I'm really amazed by the fact that many people speak a lot about inclusivity these years and that at the same time we seem to be making everything possible to complicate participation to world-wide projects using excentricities like this. I'm not a native english speaker myself, yet I make the effort of writing all my comments in this language, my doc as well, naming variables and functions this way etc, hoping that they're accessible to others. Sometimes I make mistakes in the naming and it takes me lots of efforts to find the most suitable names. Be it, I'm doing my best. But I long ago stopped writing using my native language (french), using accents or even other non-ASCII characters that I used to find convenient to refer to paragraphs etc, just because it was a pain for others to deal with (e.g. find another occurrence in the file, copy-paste it everywhere needed is not respectful of others).

Thus indeed I would like to have an option to make sure these extremely rare and most often accidental practices disappear from code I'm in charge of, without having to be rude to contributors. It's much better for them to see a warning during "make" than having someone ask them to write something differently in a comment.

Malcolm: Prevent Trojan Source attacks with GCC 12

Posted Jan 14, 2022 15:06 UTC (Fri) by gspr (guest, #91542) [Link] (6 responses)

> In general in computer languages, the intersection between what everyone can deal with is ASCII.

But the intersection of what everyone can deal with and what is necessary for everyone is probably empty. In that case, settling for ASCII is rather arbitrary.

> The rest is causing trouble to *some* participants.

So does ASCII!

> Sure, within a company or a bunch of buddies from the same school or country you can write in your own language and not care about the trouble caused to anyone else trying to participate to your project. But when you start to have to deal with characters that do not exist on your keyboard, the same one that you're using to write "main()", "#include" or "const unsigned", it starts to become annoying.

Annoying… for you, yes. The person whose name is not ASCII-safe might see the situation differently. (This is not a personal gripe; my name is ASCII-safe and I almost exclusively write and code in English)
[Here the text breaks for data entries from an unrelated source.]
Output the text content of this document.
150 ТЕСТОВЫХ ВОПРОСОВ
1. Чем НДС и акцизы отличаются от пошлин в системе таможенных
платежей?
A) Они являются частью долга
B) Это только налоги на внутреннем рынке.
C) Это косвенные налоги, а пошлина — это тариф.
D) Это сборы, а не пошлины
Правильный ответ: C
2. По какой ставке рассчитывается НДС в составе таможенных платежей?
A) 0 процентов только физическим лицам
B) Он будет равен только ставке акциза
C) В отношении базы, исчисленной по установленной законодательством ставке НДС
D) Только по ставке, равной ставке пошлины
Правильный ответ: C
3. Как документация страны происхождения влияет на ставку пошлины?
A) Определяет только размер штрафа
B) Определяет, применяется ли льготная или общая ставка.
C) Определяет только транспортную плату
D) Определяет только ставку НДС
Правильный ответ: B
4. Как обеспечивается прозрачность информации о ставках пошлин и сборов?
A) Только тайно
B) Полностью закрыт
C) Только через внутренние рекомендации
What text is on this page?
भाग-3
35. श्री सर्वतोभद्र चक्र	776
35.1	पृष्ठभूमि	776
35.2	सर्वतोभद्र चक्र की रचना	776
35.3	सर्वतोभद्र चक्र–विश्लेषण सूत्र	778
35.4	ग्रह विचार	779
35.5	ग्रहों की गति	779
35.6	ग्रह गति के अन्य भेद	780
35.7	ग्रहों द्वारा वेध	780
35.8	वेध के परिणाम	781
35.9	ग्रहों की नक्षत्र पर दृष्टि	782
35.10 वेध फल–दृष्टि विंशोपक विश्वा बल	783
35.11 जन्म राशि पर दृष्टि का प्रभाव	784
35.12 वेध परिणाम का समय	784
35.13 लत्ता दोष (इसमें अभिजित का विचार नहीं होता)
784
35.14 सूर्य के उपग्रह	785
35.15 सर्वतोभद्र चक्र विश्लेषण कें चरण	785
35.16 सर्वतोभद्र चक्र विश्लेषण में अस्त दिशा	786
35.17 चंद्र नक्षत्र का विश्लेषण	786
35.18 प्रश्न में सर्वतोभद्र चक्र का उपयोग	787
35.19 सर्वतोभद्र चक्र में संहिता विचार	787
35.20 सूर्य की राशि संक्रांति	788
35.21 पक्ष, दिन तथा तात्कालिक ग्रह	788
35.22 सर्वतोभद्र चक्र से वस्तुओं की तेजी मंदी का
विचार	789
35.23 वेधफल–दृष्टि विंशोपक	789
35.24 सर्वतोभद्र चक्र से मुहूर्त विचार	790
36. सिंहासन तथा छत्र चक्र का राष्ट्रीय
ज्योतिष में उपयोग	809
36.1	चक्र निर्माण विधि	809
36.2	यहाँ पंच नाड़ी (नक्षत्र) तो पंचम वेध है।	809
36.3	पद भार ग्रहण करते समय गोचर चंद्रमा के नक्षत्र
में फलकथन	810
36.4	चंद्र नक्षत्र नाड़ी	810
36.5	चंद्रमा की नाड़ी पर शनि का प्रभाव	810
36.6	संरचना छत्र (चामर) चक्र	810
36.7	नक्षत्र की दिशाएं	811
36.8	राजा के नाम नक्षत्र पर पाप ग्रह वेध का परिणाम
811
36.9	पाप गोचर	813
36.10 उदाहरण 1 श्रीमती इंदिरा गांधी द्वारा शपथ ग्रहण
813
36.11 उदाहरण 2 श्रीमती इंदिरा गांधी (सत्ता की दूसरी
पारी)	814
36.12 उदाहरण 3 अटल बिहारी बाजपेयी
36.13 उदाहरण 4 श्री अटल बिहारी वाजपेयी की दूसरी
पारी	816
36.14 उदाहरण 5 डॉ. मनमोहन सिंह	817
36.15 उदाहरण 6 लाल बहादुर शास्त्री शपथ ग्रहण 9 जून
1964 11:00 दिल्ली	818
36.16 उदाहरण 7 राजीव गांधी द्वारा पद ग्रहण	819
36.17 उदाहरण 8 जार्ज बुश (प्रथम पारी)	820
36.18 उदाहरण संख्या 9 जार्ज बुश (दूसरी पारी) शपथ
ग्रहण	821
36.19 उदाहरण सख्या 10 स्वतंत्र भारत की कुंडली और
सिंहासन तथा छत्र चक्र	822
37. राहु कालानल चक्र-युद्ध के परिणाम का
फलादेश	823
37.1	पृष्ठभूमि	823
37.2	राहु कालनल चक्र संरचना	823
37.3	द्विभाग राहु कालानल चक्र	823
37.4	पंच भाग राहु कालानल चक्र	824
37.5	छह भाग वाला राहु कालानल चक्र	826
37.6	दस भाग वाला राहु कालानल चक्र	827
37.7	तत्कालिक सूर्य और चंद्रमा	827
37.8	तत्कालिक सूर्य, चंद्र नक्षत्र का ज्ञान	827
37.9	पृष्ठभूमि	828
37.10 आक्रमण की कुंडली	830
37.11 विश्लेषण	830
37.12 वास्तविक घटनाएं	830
> I'm really amazed by the fact that many people speak a lot about inclusivity these years and that at the same time we seem to be making everything possible to complicate participation to world-wide projects using excentricities like this.

Excentricities like what?

> I'm not a native english speaker myself, yet I make the effort of writing all my comments in this language, my doc as well, naming variables and functions this way etc, hoping that they're accessible to others.

Well, that's great. I do, too. But I find that using non-ASCII symbols, especially in comments, to describe mathematically motivated code is extremely useful and clarifying.

> Sometimes I make mistakes in the naming and it takes me lots of efforts to find the most suitable names. Be it, I'm doing my best. But I long ago stopped writing using my native language (french), using accents or even other non-ASCII characters that I used to find convenient to refer to paragraphs etc, just because it was a pain for others to deal with (e.g. find another occurrence in the file, copy-paste it everywhere needed is not respectful of others).

OK, so you chose to forego your native language for the sake of what's convenient for you. You may disagree with people who don't want to forego theirs, but it's a bit weird to write them off.

Malcolm: Prevent Trojan Source attacks with GCC 12

Posted Jan 15, 2022 10:51 UTC (Sat) by tialaramex (subscriber, #21167) [Link] (5 responses)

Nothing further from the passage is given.